- Directed by: Bořivoj Zeman
- Written by: Bořivoj Zeman, Jiří Karásek
- Cinematography: Jan Stallich
- Music by: Dalibor C. Vačkář
- Release date: 1959;
- Running time: 76 minutes
- Country: Czechoslovakia
- Language: Czech

= Slečna od vody =

Slečna od vody is a 1959 Czechoslovak film directed by Bořivoj Zeman and written by him and Jiří Karásek. The cinematography is by Jan Stallich and music is by Dalibor C. Vačkář. The film starred Josef Kemr.

== Plot summary ==
Helena Pokorná and her father are both employees in the same factory. Her father will be spending the summer holidays at home in Prague and is already looking forward to returning to work. Helena has a seaside vacation planned as a reward for her hard work. But one sweltering July day, the sight of the cool river leads her to call in sick at work.
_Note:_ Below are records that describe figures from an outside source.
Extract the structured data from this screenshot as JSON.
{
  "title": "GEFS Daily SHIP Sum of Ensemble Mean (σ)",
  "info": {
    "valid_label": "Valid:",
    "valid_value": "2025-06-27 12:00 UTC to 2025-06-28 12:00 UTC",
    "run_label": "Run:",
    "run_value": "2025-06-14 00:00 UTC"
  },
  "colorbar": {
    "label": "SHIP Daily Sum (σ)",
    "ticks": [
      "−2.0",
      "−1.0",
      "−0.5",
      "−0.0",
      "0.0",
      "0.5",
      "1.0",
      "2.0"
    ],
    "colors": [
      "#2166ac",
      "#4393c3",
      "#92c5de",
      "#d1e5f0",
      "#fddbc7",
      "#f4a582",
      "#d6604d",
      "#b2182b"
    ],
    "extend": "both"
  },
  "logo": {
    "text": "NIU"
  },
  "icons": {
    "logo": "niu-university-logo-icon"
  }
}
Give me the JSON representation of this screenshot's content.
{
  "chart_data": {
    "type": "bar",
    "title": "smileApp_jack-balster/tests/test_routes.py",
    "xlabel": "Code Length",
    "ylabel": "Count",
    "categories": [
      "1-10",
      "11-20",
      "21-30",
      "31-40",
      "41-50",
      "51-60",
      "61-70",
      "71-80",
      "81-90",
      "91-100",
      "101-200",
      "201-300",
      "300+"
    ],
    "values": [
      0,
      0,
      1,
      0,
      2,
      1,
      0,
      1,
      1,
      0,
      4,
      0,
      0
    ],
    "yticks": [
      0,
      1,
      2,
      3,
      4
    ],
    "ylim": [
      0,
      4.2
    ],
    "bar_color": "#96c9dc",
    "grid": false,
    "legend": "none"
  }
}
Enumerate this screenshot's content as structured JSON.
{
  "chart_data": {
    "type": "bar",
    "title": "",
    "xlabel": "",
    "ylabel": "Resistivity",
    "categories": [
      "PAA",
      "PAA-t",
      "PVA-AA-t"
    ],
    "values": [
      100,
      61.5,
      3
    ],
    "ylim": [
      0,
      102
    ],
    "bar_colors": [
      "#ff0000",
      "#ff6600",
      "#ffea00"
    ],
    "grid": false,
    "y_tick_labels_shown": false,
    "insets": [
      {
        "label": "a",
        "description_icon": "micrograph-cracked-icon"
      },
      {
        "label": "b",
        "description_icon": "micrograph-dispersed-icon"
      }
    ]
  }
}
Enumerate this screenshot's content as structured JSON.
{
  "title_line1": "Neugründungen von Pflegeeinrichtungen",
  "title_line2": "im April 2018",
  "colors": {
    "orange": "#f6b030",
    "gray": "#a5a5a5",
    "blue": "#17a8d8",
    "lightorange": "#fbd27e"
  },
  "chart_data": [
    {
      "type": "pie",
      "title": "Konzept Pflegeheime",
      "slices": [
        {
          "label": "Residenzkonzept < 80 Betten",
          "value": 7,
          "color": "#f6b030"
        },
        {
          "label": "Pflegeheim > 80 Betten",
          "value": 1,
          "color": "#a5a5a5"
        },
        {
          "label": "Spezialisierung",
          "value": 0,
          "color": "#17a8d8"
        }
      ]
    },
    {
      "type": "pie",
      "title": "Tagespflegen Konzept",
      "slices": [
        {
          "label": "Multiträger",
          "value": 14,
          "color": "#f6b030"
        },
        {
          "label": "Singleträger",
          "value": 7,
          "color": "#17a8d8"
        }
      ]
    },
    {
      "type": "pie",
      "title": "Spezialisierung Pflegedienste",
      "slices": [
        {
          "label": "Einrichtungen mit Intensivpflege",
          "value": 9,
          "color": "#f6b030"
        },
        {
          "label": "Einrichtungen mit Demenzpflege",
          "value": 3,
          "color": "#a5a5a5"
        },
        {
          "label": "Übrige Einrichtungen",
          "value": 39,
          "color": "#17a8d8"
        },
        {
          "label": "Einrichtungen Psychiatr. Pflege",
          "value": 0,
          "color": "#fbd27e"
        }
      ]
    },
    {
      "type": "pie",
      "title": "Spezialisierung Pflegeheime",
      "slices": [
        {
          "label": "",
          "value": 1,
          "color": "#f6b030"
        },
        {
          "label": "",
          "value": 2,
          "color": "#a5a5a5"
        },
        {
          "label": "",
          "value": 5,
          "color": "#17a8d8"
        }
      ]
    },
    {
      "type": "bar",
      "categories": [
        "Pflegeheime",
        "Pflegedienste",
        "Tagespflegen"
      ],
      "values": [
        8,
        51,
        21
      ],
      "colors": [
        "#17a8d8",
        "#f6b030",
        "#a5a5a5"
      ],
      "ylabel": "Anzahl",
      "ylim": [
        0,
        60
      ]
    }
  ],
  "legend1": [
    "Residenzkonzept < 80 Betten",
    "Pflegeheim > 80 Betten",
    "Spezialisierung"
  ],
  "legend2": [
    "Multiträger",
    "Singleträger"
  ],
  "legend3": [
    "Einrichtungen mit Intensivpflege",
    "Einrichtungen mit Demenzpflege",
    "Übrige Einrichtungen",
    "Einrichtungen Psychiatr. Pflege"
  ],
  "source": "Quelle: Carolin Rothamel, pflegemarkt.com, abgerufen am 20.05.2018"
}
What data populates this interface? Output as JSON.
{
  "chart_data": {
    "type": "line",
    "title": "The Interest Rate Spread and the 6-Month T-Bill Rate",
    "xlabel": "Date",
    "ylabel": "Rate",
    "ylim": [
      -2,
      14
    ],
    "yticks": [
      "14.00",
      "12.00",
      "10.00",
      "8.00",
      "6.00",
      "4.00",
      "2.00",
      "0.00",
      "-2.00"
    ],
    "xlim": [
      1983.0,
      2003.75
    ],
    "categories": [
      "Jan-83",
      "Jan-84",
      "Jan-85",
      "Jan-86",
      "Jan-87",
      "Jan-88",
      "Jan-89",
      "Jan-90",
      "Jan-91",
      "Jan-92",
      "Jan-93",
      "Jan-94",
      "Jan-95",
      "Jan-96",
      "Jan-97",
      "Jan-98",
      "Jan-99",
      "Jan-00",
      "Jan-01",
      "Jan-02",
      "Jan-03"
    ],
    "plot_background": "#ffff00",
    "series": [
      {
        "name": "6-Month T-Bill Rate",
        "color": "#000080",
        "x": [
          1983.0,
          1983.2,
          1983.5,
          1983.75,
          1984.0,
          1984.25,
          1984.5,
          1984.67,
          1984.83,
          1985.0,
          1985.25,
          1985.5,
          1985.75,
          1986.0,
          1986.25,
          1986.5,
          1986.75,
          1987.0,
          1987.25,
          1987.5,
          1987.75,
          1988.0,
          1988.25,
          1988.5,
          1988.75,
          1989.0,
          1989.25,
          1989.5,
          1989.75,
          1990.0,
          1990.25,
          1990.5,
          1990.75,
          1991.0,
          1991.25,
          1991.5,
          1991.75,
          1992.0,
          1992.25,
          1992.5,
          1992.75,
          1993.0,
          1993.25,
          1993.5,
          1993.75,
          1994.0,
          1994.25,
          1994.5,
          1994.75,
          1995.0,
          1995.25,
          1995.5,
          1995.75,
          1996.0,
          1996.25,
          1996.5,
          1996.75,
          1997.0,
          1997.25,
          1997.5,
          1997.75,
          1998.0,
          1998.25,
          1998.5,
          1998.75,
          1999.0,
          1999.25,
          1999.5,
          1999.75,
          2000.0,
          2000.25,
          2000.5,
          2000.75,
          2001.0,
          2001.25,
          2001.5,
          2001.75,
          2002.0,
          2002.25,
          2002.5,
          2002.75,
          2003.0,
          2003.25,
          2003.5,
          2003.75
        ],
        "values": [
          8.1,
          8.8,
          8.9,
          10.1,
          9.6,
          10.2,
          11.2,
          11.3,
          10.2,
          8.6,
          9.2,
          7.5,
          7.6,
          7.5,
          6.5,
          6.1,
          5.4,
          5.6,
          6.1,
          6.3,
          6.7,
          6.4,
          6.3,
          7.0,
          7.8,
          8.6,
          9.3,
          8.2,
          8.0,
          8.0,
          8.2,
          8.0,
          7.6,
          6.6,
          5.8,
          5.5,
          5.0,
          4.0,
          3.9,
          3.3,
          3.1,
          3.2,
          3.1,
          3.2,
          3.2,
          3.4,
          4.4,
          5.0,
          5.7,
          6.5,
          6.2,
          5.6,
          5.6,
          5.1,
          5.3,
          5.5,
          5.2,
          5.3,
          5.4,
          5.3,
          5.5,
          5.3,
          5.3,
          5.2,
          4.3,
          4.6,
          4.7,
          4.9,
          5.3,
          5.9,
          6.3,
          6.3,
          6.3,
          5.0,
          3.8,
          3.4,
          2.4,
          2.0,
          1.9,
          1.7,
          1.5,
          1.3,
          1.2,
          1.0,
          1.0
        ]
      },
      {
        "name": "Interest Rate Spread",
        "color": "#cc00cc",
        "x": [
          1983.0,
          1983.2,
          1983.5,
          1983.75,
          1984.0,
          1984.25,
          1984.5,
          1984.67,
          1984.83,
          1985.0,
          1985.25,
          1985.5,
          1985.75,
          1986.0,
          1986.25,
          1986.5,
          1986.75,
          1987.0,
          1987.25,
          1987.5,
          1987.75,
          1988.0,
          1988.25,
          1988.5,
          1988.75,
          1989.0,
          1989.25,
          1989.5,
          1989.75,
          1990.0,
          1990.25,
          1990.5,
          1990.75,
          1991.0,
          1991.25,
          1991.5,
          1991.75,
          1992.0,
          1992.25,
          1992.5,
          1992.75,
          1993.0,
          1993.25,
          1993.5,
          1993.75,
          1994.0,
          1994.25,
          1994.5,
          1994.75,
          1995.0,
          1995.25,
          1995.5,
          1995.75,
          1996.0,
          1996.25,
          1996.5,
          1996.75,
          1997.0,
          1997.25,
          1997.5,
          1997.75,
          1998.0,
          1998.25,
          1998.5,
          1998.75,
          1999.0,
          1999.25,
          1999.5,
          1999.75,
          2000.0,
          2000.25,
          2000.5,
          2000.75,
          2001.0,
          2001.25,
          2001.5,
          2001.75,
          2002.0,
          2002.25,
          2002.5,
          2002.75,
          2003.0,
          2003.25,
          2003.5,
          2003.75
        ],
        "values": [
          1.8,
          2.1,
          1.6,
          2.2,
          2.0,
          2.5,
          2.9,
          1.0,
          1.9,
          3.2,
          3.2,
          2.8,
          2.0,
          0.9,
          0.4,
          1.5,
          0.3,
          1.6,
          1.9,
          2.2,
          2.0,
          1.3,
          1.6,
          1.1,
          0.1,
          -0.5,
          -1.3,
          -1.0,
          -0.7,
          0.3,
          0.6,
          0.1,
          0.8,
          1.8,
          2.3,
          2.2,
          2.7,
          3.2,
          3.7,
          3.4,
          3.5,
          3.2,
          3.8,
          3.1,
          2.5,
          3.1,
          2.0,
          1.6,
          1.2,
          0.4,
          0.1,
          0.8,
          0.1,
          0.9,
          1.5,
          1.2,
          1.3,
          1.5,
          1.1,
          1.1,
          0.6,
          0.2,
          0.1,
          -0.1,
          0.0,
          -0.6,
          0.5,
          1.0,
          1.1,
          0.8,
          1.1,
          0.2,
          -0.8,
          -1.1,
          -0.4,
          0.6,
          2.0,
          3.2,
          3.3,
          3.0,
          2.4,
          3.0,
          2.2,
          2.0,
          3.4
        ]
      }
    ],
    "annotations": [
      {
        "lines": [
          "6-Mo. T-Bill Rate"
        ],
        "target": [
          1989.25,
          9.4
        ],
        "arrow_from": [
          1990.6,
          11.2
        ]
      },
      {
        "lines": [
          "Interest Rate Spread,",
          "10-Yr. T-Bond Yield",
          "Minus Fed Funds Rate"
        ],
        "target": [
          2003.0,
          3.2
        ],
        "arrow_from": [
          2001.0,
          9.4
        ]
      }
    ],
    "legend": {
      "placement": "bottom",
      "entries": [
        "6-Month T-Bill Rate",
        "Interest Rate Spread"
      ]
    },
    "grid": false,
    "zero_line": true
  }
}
She takes a ferry to Modřany, a suburb of Prague, where she meets a young man who pulls her into the world of strange fun, notorious drifters, and women of the water. One of the young hooligans there steals her dress and while the young man helps her get it back, he now won’t leave her alone. Meanwhile, her father brings her lunch to work, only to find out that she’s called in sick. He takes her place in the factory and looks forward to giving her a stern talking to that night. Later in the day, Helena is walking through the streets of Prague with her new acquaintance and is afraid to go home. She runs away from the young man, but he makes it to her apartment before Helena and speaks to her father. Helena is so embarrassed by her cavorting that day, she tears up her vacation coupon from work.